“Empire of Refugees: Muslim Migration from Russia to the Middle East,”
a lecture by
Vladimir Hamed-Troyansky
206 Ingraham Hall
April 11, 2024 @ 4:00 pm – 5:15 pm
This event is part of the CREECA lecture series, co-sponsored by Kemal H. Karpat Center for Turkish Studies & Middle East Studies Program
About the Lecture: Between the 1850s and World War I, about one million Muslims from the Russian Empire’s Caucasus region sought refuge in the Ottoman Empire. In his new book, Empire of Refugees: North Caucasian Muslims and the Late Ottoman State, Dr. Vladimir Hamed-Troyansky examines how Circassian, Chechen, Dagestani, and other refugees transformed the late Ottoman Empire and how the Ottoman government managed Muslim refugee resettlement. Empire of Refugees argues that, in response to Muslim migrations from Russia, the Ottoman government created a refugee regime, which predated refugee systems set up by the League of Nations and the United Nations. The book also revises our understanding of how Russia used migration policies to govern the Caucasus and its Muslim populations.

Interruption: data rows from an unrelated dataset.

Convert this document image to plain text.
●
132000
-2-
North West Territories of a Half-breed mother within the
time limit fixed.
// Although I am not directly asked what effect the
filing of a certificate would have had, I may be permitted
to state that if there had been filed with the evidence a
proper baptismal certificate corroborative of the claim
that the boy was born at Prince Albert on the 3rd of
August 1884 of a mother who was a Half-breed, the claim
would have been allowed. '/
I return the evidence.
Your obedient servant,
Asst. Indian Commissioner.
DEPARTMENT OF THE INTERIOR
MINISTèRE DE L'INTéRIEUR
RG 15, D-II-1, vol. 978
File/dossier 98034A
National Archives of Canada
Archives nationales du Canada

About the Speaker: Dr. Vladimir Hamed-Troyansky is a historian of global migration and forced displacement and Assistant Professor of Global Studies at the University of California, Santa Barbara. His research examines Muslim refugee migration and its role in shaping the modern world. He is the author of Empire of Refugees: North Caucasian Muslims and the Late Ottoman State (Stanford University Press, 2024). Based on research in over twenty archives in ten countries, the book explores the origins of refugee resettlement in the modern Middle East. Vladimir is currently writing a new book, which is a transnational history of Muslim displacement in the Middle East, Central Asia, and South Asia since 1850. His articles appeared in Past & Present, Comparative Studies in Society and History, International Journal of Middle East Studies, Slavic Review, and Kritika. He received a Ph.D. in History from Stanford University and served as a postdoctoral fellow at Columbia University.